É verdade que no Brasil já existiu um Poder Moderador. Ele estava previsto na Constituição Política do Império do Brasil de 25 de março de 1824, nos seguintes termos, verbis:

Art. 10. Os Poderes Políticos reconhecidos pela Constituição do Império do Brazil são quatro: o Poder Legislativo, o Poder Moderador, o Poder Executivo, e o Poder Judicial.

Art. 98. O Poder Moderador é a chave de toda a organização Politica, e é delegado privativamente ao Imperador, como Chefe Supremo da Nação, e seu Primeiro Representante, para que incessantemente vele sobre a manutenção da Independência, equilíbrio, e harmonia dos mais Poderes Políticos. (g. n.)

É bem verdade que a atual Constituição da República Federativa do Brasil de 1988 não prevê o Poder Moderador, conforme seu artigo 2º, verbis:

São Poderes da União, independentes e harmônicos entre si, o Legislativo, o Executivo e o Judiciário.

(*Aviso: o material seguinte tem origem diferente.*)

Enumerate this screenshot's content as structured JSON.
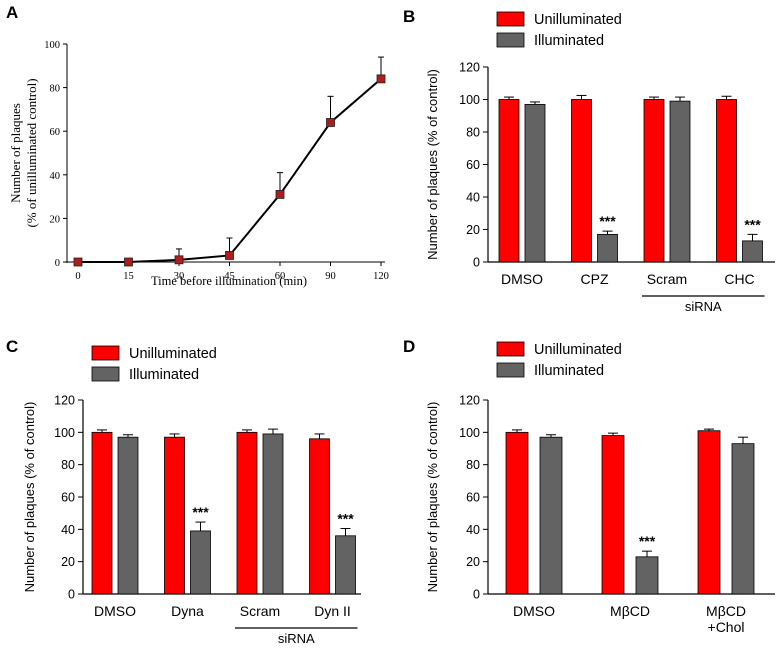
{
  "chart_data": [
    {
      "panel": "A",
      "type": "line",
      "title": "",
      "xlabel": "Time before illumination (min)",
      "ylabel_lines": [
        "Number of plaques",
        "(% of unilluminated control)"
      ],
      "x": [
        0,
        15,
        30,
        45,
        60,
        90,
        120
      ],
      "x_tick_labels": [
        "0",
        "15",
        "30",
        "45",
        "60",
        "90",
        "120"
      ],
      "y_ticks": [
        0,
        20,
        40,
        60,
        80,
        100
      ],
      "ylim": [
        0,
        100
      ],
      "series": [
        {
          "name": "plaques",
          "values": [
            0,
            0,
            1,
            3,
            31,
            64,
            84
          ],
          "errors": [
            0,
            0,
            5,
            8,
            10,
            12,
            10
          ]
        }
      ],
      "colors": {
        "marker": "#b01c1c",
        "line": "#000000"
      }
    },
    {
      "panel": "B",
      "type": "bar",
      "ylabel": "Number of plaques (% of control)",
      "ylim": [
        0,
        120
      ],
      "y_ticks": [
        0,
        20,
        40,
        60,
        80,
        100,
        120
      ],
      "categories": [
        "DMSO",
        "CPZ",
        "Scram",
        "CHC"
      ],
      "bracket": {
        "label": "siRNA",
        "from": 2,
        "to": 3
      },
      "series": [
        {
          "name": "Unilluminated",
          "values": [
            100,
            100,
            100,
            100
          ],
          "errors": [
            1.5,
            2.5,
            1.5,
            2
          ]
        },
        {
          "name": "Illuminated",
          "values": [
            97,
            17,
            99,
            13
          ],
          "errors": [
            1.5,
            2,
            2.5,
            4
          ]
        }
      ],
      "annotations": [
        {
          "category": 1,
          "series": 1,
          "text": "***"
        },
        {
          "category": 3,
          "series": 1,
          "text": "***"
        }
      ],
      "legend": "top",
      "colors": {
        "Unilluminated": "#ff0000",
        "Illuminated": "#636363"
      }
    },
    {
      "panel": "C",
      "type": "bar",
      "ylabel": "Number of plaques (% of control)",
      "ylim": [
        0,
        120
      ],
      "y_ticks": [
        0,
        20,
        40,
        60,
        80,
        100,
        120
      ],
      "categories": [
        "DMSO",
        "Dyna",
        "Scram",
        "Dyn II"
      ],
      "bracket": {
        "label": "siRNA",
        "from": 2,
        "to": 3
      },
      "series": [
        {
          "name": "Unilluminated",
          "values": [
            100,
            97,
            100,
            96
          ],
          "errors": [
            1.5,
            2,
            1.5,
            3
          ]
        },
        {
          "name": "Illuminated",
          "values": [
            97,
            39,
            99,
            36
          ],
          "errors": [
            1.5,
            5.5,
            3,
            4.5
          ]
        }
      ],
      "annotations": [
        {
          "category": 1,
          "series": 1,
          "text": "***"
        },
        {
          "category": 3,
          "series": 1,
          "text": "***"
        }
      ],
      "legend": "top",
      "colors": {
        "Unilluminated": "#ff0000",
        "Illuminated": "#636363"
      }
    },
    {
      "panel": "D",
      "type": "bar",
      "ylabel": "Number of plaques (% of control)",
      "ylim": [
        0,
        120
      ],
      "y_ticks": [
        0,
        20,
        40,
        60,
        80,
        100,
        120
      ],
      "categories": [
        "DMSO",
        "MβCD",
        "MβCD\n+Chol"
      ],
      "series": [
        {
          "name": "Unilluminated",
          "values": [
            100,
            98,
            101
          ],
          "errors": [
            1.5,
            1.5,
            1
          ]
        },
        {
          "name": "Illuminated",
          "values": [
            97,
            23,
            93
          ],
          "errors": [
            1.5,
            3.5,
            4
          ]
        }
      ],
      "annotations": [
        {
          "category": 1,
          "series": 1,
          "text": "***"
        }
      ],
      "legend": "top",
      "colors": {
        "Unilluminated": "#ff0000",
        "Illuminated": "#636363"
      }
    }
  ]
}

Contudo, ao analisarmos o artigo 142 da Constituição da República, veremos que seu texto não difere muito daquele previsto na Constituição Imperial, verbis:

As Forças Armadas, constituídas pela Marinha, pelo Exército e pela Aeronáutica, são instituições nacionais permanentes e regulares, organizadas com base na hierarquia e na disciplina, sob a autoridade suprema do Presidente da República, e destinam-se à defesa da Pátria, à garantia dos poderes constitucionais e, por iniciativa de qualquer destes, da lei e da ordem. (g. n.)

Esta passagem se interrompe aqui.